Esta técnica, según los investigadores, podría tener importantes implicaciones para la conservación.
Hasta 2025, cuando la Unión Internacional para la Conservación de la Naturaleza (UICN) reclasificó la especie como de menor preocupación, la güiña figuraba como vulnerable. El cambio de estatus no estuvo exento de polémica, ya que tres de las seis subpoblaciones reconocidas (las de Argentina, el centro y el norte de Chile) siguen gravemente amenazadas. Parte de la preocupación de algunos conservacionistas radicaba en la falta de datos sobre estas poblaciones amenazadas. Sin embargo, esta técnica podría, con el tiempo, cambiar esa situación.
Omar Ohrens, científico conservacionista de Panthera, lo describió como “potencialmente transformador” en ese sentido y añadió que aún se necesitan más pruebas antes de su adopción generalizada. “Actualmente existe una notable falta de estimaciones poblacionales fiables para esta especie en toda su área de distribución, lo que hace que este trabajo sea muy oportuno”, sostuvo.

Manchas desde arriba
Para Gálvez, este estudio es un primer paso que demuestra que es posible identificar ejemplares de güiñas con cámaras trampa.

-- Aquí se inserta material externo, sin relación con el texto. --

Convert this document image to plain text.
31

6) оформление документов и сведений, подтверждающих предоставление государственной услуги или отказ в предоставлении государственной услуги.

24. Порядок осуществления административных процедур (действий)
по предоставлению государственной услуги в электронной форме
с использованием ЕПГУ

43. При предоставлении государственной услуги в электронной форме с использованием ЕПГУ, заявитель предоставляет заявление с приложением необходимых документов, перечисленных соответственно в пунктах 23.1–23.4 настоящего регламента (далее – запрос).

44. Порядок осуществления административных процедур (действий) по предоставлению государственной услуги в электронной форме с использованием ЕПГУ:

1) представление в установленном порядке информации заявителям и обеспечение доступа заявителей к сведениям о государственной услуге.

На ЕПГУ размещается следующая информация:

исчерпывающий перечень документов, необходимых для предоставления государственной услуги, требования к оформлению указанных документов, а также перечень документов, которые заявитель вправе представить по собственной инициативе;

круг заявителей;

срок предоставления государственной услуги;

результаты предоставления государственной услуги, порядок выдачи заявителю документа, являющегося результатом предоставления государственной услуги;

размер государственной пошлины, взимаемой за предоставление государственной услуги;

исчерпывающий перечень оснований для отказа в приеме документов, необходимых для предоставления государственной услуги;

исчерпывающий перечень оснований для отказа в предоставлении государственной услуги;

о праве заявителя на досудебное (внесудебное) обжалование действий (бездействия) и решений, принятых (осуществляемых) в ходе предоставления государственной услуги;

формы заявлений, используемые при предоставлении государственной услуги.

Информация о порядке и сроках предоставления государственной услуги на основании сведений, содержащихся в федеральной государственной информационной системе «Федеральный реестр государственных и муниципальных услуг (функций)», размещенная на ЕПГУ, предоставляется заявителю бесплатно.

Sin embargo, no está exento de dificultades.
Durante el ensayo, más de la mitad de las 1386 fotos tomadas con cámaras trampa en la posición cenital fueron excluidas, ya que las güiñas fotografiadas eran melánicas, es decir, presentaban una mutación genética que produce pelaje negro, mientras que las demás imágenes eran de mala calidad. Por lo tanto, no fue posible examinar las singulares manchas negras en esas imágenes. En total, 350 imágenes presentaban manchas visibles y fueron evaluadas en el ensayo, a partir de las cuales el equipo identificó 12 ejemplares de güiñas.
Identificar gatos melánicos probablemente seguirá siendo problemático al utilizar esta técnica, afirmó Gálvez. Esto podría dificultar la realización de estudios en áreas donde esta variante es más frecuente. Explicó que esto podría solucionarse utilizando un flash blanco en las cámaras, en lugar del infrarrojo que emplearon en su estudio.

“Quizás esto proporcione la iluminación suficiente para resaltar las manchas sobre el patrón oscuro de los individuos melánicos”, dijo Gálvez, añadiendo que es algo que requiere mayor investigación.
“Los estudios futuros deberían explorar si esto afecta las estimaciones de población e idealmente comparar los resultados con modelos capaces de incorporar a todos los individuos, independientemente de sus marcas”, señaló Ohrens.
Agostini también observa posibles limitaciones, ya que se requieren imágenes de buena calidad, y probablemente varias fotografías del mismo gato para identificarlos individualmente. Por lo tanto, en algunas zonas de Argentina donde la población de güiñas es baja, esta técnica podría no ser aplicable.
Ambos expertos, que forman parte del Grupo de Trabajo sobre la Güiña, esperan que esta técnica pueda utilizarse para estimar las densidades de la especie.
“Investigar la abundancia y la densidad de la especie en toda su distribución es una de las principales prioridades que identificamos en la evaluación de la Lista Roja de la UICN”, dijo Agostini, quien también formó parte del equipo de evaluación. “Es una forma de refinar y obtener una idea más fiable de cómo se encuentra la especie en las diferentes partes de su área de distribución”.
Eso también podría ayudar a los conservacionistas a comprender cómo responden las poblaciones a las amenazas o a las intervenciones de conservación.

Agostini y su equipo pretenden utilizarlo en dos lugares distintos de Argentina para probar su viabilidad. Sin embargo, estos planes dependen del presupuesto. La financiación para la investigación de felinos pequeños ya es limitada y estas restricciones se han endurecido desde que la especie se considera ahora de menor preocupación.
Otras especies de felinos podrían beneficiarse
Cambiar el ángulo de las cámaras trampa también podría ayudar a estudiar otras especies de felinos pequeños difíciles de distinguir y con datos poblacionales limitados.
«Es la primera vez que veo algo tan claramente ilustrado que se puede aplicar fácilmente a otras especies utilizando estaciones tanto cenitales como horizontales», sostuvo a Mongabay Juan Cepeda Duque, biólogo de la Universidad de los Andes de Colombia, quien no participó en el estudio.
Para él, la técnica también podría resultar útil para estudiar al gato de Geoffroy (L. geoffroyi), un felino pequeño nativo de Centroamérica y Sudamérica que, al igual que la güiña, tiene sutiles marcas en el lomo. Sin embargo, podría resultar más difícil para especies que habitan en vegetación densa, como el gato tigre nublado (L. pardinoides), donde incluso obtener imágenes laterales es problemático.
Gálvez y su equipo afirman que la técnica también podría funcionar para otras especies, como el gato pescador (Prionailurus viverrinus), el gato manchado (P. rubiginosus) y los leopardos nublados (Neofelis nebulosa y N. diardi).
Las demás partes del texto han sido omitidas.